A small piece of charcoal. Burnt grape-vine or cedar makes the best.

A piece of transparent tracing-paper. A black lead-pencil.

Pen and ink.

A thick pasteboard, or thin pine board, about the thickness of an ordinary book-cover, and at least two inches longer and wider than the picture you are about to make. A sheet of glass will answer as well, perhaps better.

A small quantity of thin, fine paste, free from lumps, made of flour and water boiled. Mind that it is boiled and free from lumps.

Now see the diagram No. 1. This is the picture you wish to produce in the transparency. Take your tracing-paper, and with a pen and ink make an outline of this picture, having done which, rub the charcoal over the back of the tracing, then lay the tracing-paper on a sheet of letter-paper, take your lead-pencil in your hand; now, every mark you make on the tracing-paper with the pencil will leave a corresponding charcoal mark on the paper beneath it. Bearing this in mind, you will draw your pencil carefully round the outline of the moon, the window of the old castle, and the bright light in the water. Now carefully remove the tracing-paper, and you will find the forms of these objects faintly marked in charcoal lines on the writing-paper. Now, with the fine point (it must have a fine point) of your lead-pencil, travel over the charcoal lines, so as to make them distinct and permanent. You do so because the charcoal easily brushes off. You will then proceed to brush off the charcoal with a soft rag as soon as you have made your pencil outline. You will now, with the scissors or penknife, whichever is most convenient for the purpose, cut out the parts you have traced—that is to say, a round hole for the moon, a small square patch for the castle window, and a few irregular slits for the water. Then you will have a piece of paper like diagram No. 2 (page 152).

There now, we think we managed to keep the white fingers out of that pretty well, though it was pretty hard work, rest assured. So far so good. Now you want to cut a piece of paper, which shall be your second tint, to represent the clouds and water. To this end you again lay your outline tracing on the white paper, and trace the shape of the clouds, the castle window, and the lights on the water, which will give you a form similar to that represented in diagram No. 3 (page 153). This you will cut out as before.

Now you wish for a tint to represent the distant mountains and the reflection of the old castle; therefore, trace and cut out as before directed a piece of paper corresponding with the outlines of these forms, which piece will correspond exactly with diagram No. 4 (page 154). Now you will cut out a piece of paper to represent the nearer mountains and the castle, which will correspond with diagram No. 5 (page 155). After which you will cut a piece to represent the castle alone; and lastly, you cut out of your card the form of the fir-tree and old railing in the foreground, and the chief part of your labor is done.

Again we must congratulate ourself on keeping those little fingers out of our description, though they have been playing about like white mice among our ideas all the time. We only trust we have made the process clear to our readers.
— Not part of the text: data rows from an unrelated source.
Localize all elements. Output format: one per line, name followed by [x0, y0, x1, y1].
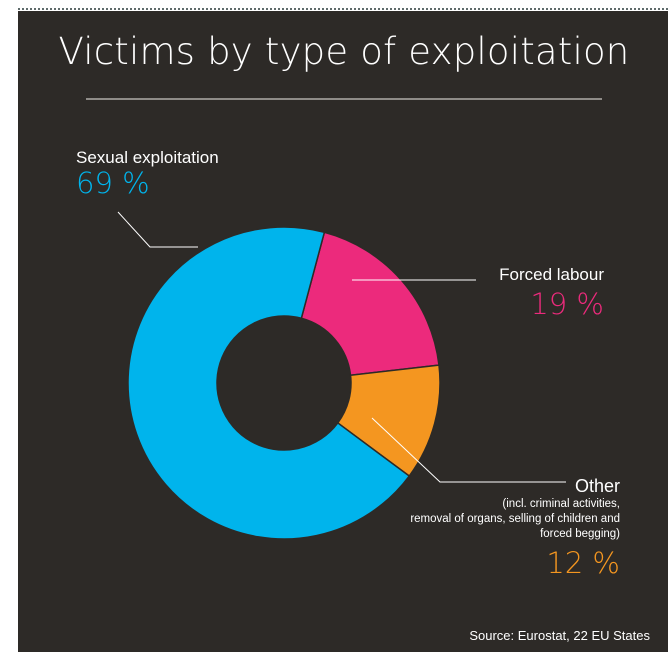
- slice-note-other: (incl. criminal activities, removal of o…: [410, 497, 620, 542]
- leader-line-other: [371, 417, 566, 483]
- slice-name-forced-labour: Forced labour: [499, 265, 604, 284]
- slice-note-line: removal of organs, selling of children a…: [410, 513, 620, 525]
- leader-line-sexual-exploitation: [117, 211, 198, 248]
- slice-name-other: Other: [574, 476, 620, 496]
- slice-note-line: forced begging): [540, 528, 620, 540]
- slice-label-forced-labour: Forced labour 19 %: [499, 265, 604, 321]
- slice-value-forced-labour: 19 %: [530, 287, 604, 321]
- chart-title: Victims by type of exploitation: [58, 30, 630, 73]
- slice-label-sexual-exploitation: Sexual exploitation 69 %: [76, 148, 219, 200]
- donut-slice-sexual-exploitation: [127, 226, 411, 540]
- top-dotted-border: [18, 8, 668, 10]
- slice-value-other: 12 %: [546, 546, 620, 580]
- source-note: Source: Eurostat, 22 EU States: [469, 628, 650, 643]
- donut-slice-forced-labour: [300, 231, 440, 377]
- slice-note-line: (incl. criminal activities,: [502, 498, 620, 510]
- slice-name-sexual-exploitation: Sexual exploitation: [76, 148, 219, 167]
- slice-value-sexual-exploitation: 69 %: [76, 166, 150, 200]
- title-divider: [86, 98, 602, 100]
- slice-label-other: Other (incl. criminal activities, remova…: [410, 476, 620, 580]
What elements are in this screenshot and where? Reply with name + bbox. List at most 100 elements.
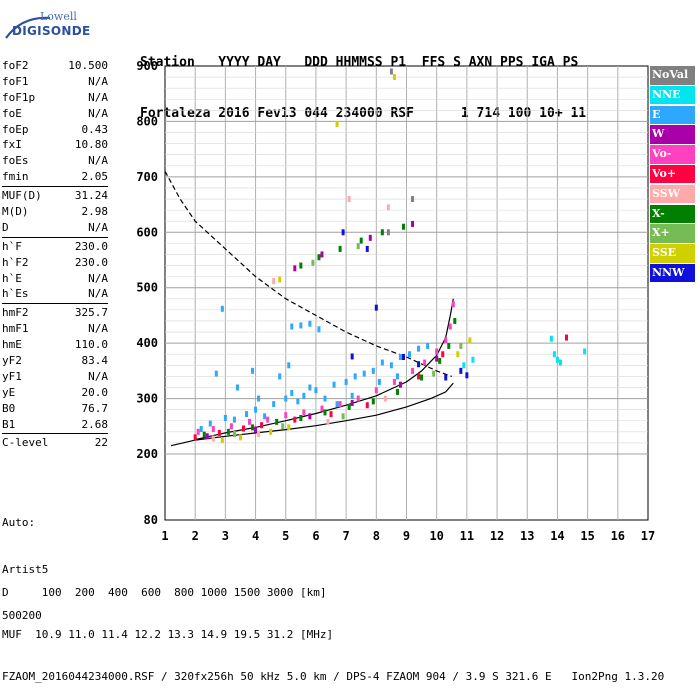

We will now presume you wish to mount your transparency on a sheet of glass. First take the piece of white paper corresponding with diagram No. 2, and cover it with a thin coat of paste, being careful that it is free from lumps, and lay it on the glass, pressing it evenly all over with a soft handkerchief. Over this, in its proper place, paste No. 3, over that No. 4, and so on, one over the other, till they are all on. You can now hold it up to the light to see if the reflected lights in the water are correct; if not, wait till the transparency is dry, and brighten them up by cutting the necessary pieces out with the sharp point of a penknife. All that needs doing now is to paste over all a thin sheet of white paper. This need only be pasted round the edges just enough to make it keep its place. To give the picture a finish, it should either be put in a frame or have a border of gilt paper or other untranslucent material pasted round it to conceal the ragged edges of the picture. Now your picture is complete. Hold it once more up to the light, and you will be surprised what a beautiful effect is produced.